Desmond continued: “Rent — it’s the greediest of bills. For many families, it grows every year, arbitrarily, almost magically, not because of any home improvements; just because. And unlike defaulting on other bills, missing a rent payment can result in immediate and devastating consequences, casting families into poverty and homelessness. If you can’t afford enough food, you can usually qualify for food stamps. If you miss a mortgage payment, you typically have 120 days before your bank can initiate the foreclosure process. But if you can’t pay your rent, you can lose your home in a matter of weeks.”

And given the twin epidemics of COVID-19 and high unemployment in California, people young and old are often willing to put their health in jeopardy by taking an unsafe job that doesn’t follow healthcare protocols or cram into a crowded space to find shelter.  

Desmond noted that this August, “26 medical associations signed a letter urging Congress to provide housing resources to renting families, recognizing the housing crisis to be a health crisis.”

But how many renters will give up or catch COVID-19 waiting for Congress to act?
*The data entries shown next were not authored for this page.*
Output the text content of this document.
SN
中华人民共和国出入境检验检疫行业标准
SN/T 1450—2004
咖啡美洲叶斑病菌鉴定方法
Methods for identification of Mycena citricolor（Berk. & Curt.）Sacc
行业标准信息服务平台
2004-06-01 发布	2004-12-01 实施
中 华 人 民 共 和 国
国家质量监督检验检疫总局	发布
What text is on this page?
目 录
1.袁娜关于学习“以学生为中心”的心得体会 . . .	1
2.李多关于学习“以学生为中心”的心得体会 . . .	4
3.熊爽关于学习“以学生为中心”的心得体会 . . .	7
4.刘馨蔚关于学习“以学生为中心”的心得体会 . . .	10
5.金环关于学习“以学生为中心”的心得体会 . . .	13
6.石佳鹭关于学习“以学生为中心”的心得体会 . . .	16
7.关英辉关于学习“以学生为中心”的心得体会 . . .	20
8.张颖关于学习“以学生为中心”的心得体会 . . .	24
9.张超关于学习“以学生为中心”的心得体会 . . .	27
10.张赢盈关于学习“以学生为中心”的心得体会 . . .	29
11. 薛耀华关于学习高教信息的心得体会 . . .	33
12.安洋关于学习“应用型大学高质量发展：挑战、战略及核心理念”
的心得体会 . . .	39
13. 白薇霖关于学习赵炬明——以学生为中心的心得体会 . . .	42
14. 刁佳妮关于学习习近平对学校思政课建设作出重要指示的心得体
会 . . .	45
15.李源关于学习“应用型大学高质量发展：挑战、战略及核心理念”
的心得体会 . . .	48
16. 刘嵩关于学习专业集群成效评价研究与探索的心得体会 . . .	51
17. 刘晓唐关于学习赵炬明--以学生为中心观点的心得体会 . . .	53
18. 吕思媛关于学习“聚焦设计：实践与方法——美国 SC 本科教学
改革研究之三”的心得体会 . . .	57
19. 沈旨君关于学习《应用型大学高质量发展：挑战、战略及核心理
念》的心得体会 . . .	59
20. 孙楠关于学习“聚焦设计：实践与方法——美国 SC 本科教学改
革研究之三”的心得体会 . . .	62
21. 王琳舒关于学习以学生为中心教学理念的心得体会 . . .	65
Meanwhile, late afternoon of September, the Trump administration issued an order “banning landlords from evicting tenants from rental properties they can no long afford to rent due to income lost to the coronavirus pandemic,” according to The Hill. And in California, Gov. Gavin Newsom signed AB-3088, a bill intended to prevent a projected 5.4 million eviction tsunami.

The actual impact is yet to be determined, both nationally and statewide.

However, a new report by researchers at the UCLA Lewis Center for Regional Policy Studies and the USC Lusk Center for Real Estate  about the hardships tenants face during the pandemic shows that among “households in [Los Angeles County] that did not pay rent, either in full or partially, about 98,000 tenants have been threatened with an eviction, while an additional 40,000 report that their landlord has already begun eviction proceedings against them.”

And despite having the same rights as any other tenant, Marketplace reported on Sept. 1 that terrified undocumented immigrants are being specifically targeted by predatory landlords.

“In the COVID period, [undocumented immigrants] have been working in a sector that has been hit particularly hard,” University of California, Davis economist Giovanni Peri, who specializes in immigrant issues, told Marketplace. “In general, in the recession, the undocumented are hit harder, one because they’re younger, a little less educated than natives.” 

Many tenants facing financial hardship are struggling.

“We noticed that landlords are responding with increased harassment, they’re neglecting essential repairs,” attorney Faizah Malik, who is representing tenants in a lawsuit against the Apartment Association of Greater Los Angeles, told Marketplace. “And the big thing we’re seeing in LA, for sure, is an increase in illegal lockouts.”

Proposition 21 provides much needed relief as California convulses through an unpredictable economic and healthcare revolution. “’Building back better,’” Desmond concluded, “begins at home.”

Karen Ocamb is an award-winning journalist and staff writer for the Yes on 21 movement.